Qui Tam Actions in the Health Care Industry
Government incentives to private citizens have contributed to the rise of False Claims Act lawsuits against pharmaceutical companies and health care entities.
This article is the second in a three-part series on qui tam actions brought under the False Claims Act. You can read Part One here.
The ability of plaintiffs to receive enormous recoveries under the False Claims Act (“FCA”) has empowered ordinary citizens to face pharmaceutical giants and large health care institutions. The recent proliferation of qui tam actions against pharmaceutical companies resulted in a $3.8 billion recovery by the U.S. Department of Justice (“DOJ”) in 2013. The DOJ has termed fiscal year 2014 the “banner year for civil fraud recoveries.”
The flurry of FCA activity in the health care industry comes as no surprise. The DOJ engages in investigating the pharmaceutical industry partly because prescription drugs account for approximately ten percent of all health care expenditures in the country. In many cases, pharmaceutical companies promote their drugs for off-label uses not approved as safe and effective by the Food and Drug Administration (“FDA”). In November 2013, Johnson & Johnson paid over $2.2 billion to resolve criminal and civil liability for marketing Risperdal for unapproved uses such as anxiety and depression. Similarly, Endo Pharmaceuticals agreed to pay $192.7 million to settle allegations relating to promoting its drugs for off-label uses not approved by the FDA.
Apart from the pharmaceutical industry, there is an increased rate of qui tam actions in healthcare cases as a result of a partnership between the DOJ and the Department of Health and Human Services (“DHHS”), as well as increased incentives offered to whistleblowers. In May 2009, Attorney General Eric Holder and DHHS Secretary Kathleen Sebelius formed an initiative titled the Health Care Fraud Prevention and Enforcement Action Team (“HEAT”) to reduce and prevent Medicare and Medicaid fraud. Additionally, in April 2013 the Centers for Medicaid and Medicare Services (“CMS”) proposed a rule encouraging individuals to report information on entities that submit claims under the Medicare program without meeting all of the requirements.
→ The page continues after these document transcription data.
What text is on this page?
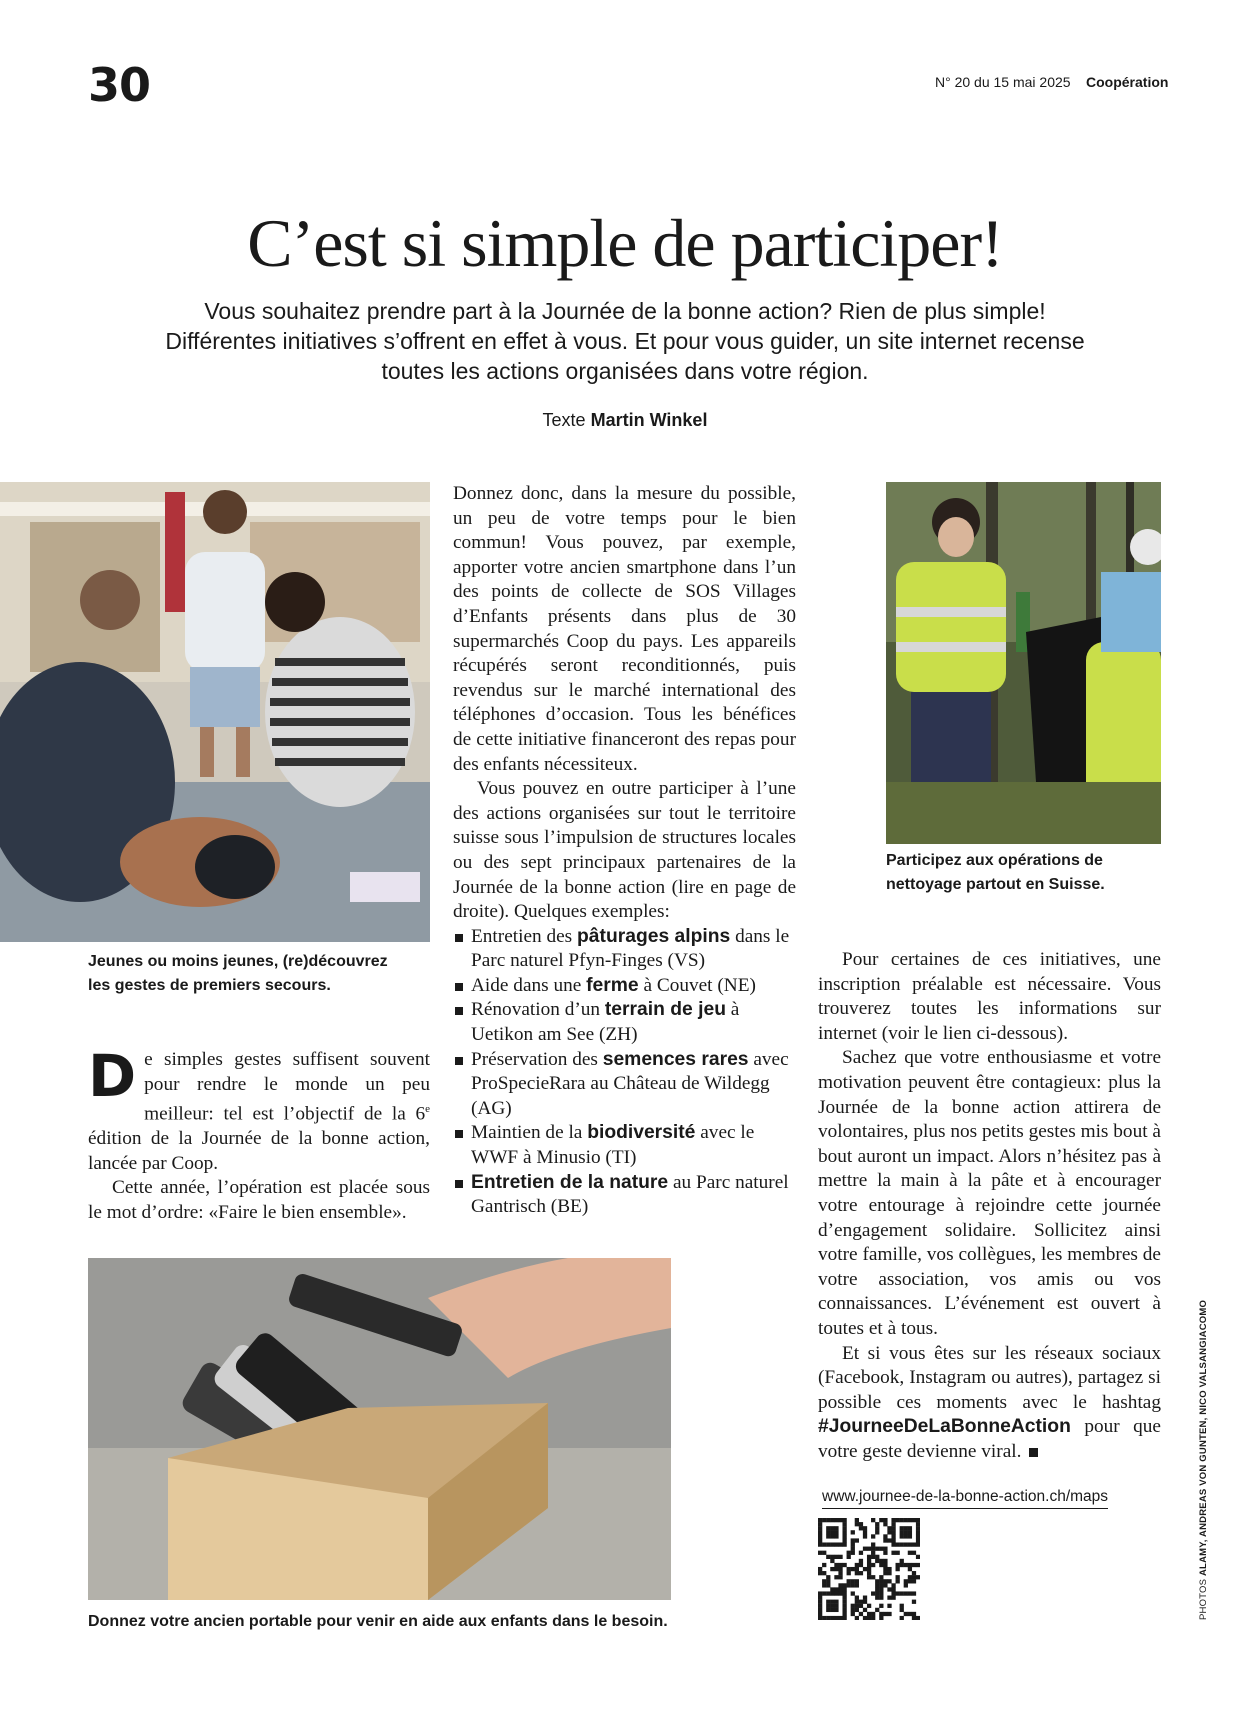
30	N° 20 du 15 mai 2025 Coopération
C’est si simple de participer!
Vous souhaitez prendre part à la Journée de la bonne action? Rien de plus simple! Différentes initiatives s’offrent en effet à vous. Et pour vous guider, un site internet recense toutes les actions organisées dans votre région.
Texte Martin Winkel
Jeunes ou moins jeunes, (re)découvrez les gestes de premiers secours.
Participez aux opérations de nettoyage partout en Suisse.
Donnez votre ancien portable pour venir en aide aux enfants dans le besoin.

De simples gestes suffisent souvent pour rendre le monde un peu meilleur: tel est l’objectif de la 6e édition de la Journée de la bonne action, lancée par Coop.

Cette année, l’opération est placée sous le mot d’ordre: «Faire le bien ensemble».

Donnez donc, dans la mesure du possible, un peu de votre temps pour le bien commun! Vous pouvez, par exemple, apporter votre ancien smartphone dans l’un des points de collecte de SOS Villages d’Enfants présents dans plus de 30 supermarchés Coop du pays. Les appareils récupérés seront reconditionnés, puis revendus sur le marché international des téléphones d’occasion. Tous les bénéfices de cette initiative financeront des repas pour des enfants nécessiteux.

Vous pouvez en outre participer à l’une des actions organisées sur tout le territoire suisse sous l’impulsion de structures locales ou des sept principaux partenaires de la Journée de la bonne action (lire en page de droite). Quelques exemples:

Entretien des pâturages alpins dans le Parc naturel Pfyn-Finges (VS)
Aide dans une ferme à Couvet (NE)
Rénovation d’un terrain de jeu à Uetikon am See (ZH)
Préservation des semences rares avec ProSpecieRara au Château de Wildegg (AG)
Maintien de la biodiversité avec le WWF à Minusio (TI)
Entretien de la nature au Parc naturel Gantrisch (BE)

Pour certaines de ces initiatives, une inscription préalable est nécessaire. Vous trouverez toutes les informations sur internet (voir le lien ci-dessous).

Sachez que votre enthousiasme et votre motivation peuvent être contagieux: plus la Journée de la bonne action attirera de volontaires, plus nos petits gestes mis bout à bout auront un impact. Alors n’hésitez pas à mettre la main à la pâte et à encourager votre entourage à rejoindre cette journée d’engagement solidaire. Sollicitez ainsi votre famille, vos collègues, les membres de votre association, vos amis ou vos connaissances. L’événement est ouvert à toutes et à tous.

Et si vous êtes sur les réseaux sociaux (Facebook, Instagram ou autres), partagez si possible ces moments avec le hashtag #JourneeDeLaBonneAction pour que votre geste devienne viral.

www.journee-de-la-bonne-action.ch/maps
PHOTOS ALAMY, ANDREAS VON GUNTEN, NICO VALSANGIACOMO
The proposed rule enables an individual to potentially receive up to fifteen percent of the amount recovered.
As a result of such initiatives, two prominent whistleblower cases against hospital systems have arisen in which the hospitals were ordered to pay fines for violating the FCA by submitting false claims to Medicare. The Tuomey Healthcare System was ordered by a judge in the U.S. District Court for the District of South Carolina to pay $237 million in fines. Florida-based Halifax Hospital Medical Center and Halifax Staffing, Inc. agreed to pay $85 million to resolve allegations of Medicare fraud.
One of the main similarities between entities agreeing to settlements in these types of cases is a five-year Corporate Integrity Agreement. Under this agreement with the federal government, entities not only agree to undertake substantial internal compliance reforms, but they may also agree to submit details of business operations to the government in an effort to increase transparency and accountability and ultimately prevent fraud and abuse.
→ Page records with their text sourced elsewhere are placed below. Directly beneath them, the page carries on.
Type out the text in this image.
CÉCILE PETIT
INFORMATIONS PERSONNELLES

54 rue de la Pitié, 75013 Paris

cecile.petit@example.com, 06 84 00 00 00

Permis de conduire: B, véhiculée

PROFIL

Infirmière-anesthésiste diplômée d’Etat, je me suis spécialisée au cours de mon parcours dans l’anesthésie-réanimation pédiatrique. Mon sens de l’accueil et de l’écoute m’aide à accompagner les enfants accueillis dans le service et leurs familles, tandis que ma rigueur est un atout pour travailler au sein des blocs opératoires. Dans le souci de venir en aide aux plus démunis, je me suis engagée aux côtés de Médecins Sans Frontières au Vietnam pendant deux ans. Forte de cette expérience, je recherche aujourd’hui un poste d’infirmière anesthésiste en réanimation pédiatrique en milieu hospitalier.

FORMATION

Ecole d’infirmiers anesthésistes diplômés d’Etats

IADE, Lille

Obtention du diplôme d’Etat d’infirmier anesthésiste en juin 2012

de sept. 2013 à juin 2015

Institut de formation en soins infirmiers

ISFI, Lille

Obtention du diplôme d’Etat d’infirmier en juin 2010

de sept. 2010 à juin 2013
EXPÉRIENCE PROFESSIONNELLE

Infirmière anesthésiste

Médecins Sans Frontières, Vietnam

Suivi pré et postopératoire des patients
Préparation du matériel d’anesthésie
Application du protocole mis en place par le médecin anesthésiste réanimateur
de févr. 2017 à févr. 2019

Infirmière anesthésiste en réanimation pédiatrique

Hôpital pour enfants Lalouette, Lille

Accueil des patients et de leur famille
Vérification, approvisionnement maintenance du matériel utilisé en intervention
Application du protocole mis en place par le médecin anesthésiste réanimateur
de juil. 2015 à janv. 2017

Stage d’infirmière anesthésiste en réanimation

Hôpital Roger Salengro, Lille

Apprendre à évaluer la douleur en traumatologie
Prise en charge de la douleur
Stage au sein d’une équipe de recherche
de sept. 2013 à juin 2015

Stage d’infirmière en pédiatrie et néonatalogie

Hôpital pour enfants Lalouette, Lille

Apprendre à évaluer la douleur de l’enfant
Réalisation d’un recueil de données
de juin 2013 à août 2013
Although there are increased incentives for individuals to report fraud and abuse, and relators have contributed to significant government recoveries, a relator’s claims can easily fall apart in front of a jury. A juror interviewed in a qui tam lawsuit against TAP Pharmaceuticals commented that, “all [the jurors] thought [the whistleblower] was a greedy son-of-a-gun who was out there for himself.” Despite the uphill battle, relators in recent years have not been deterred from bringing FCA actions in light of the potential windfall of millions.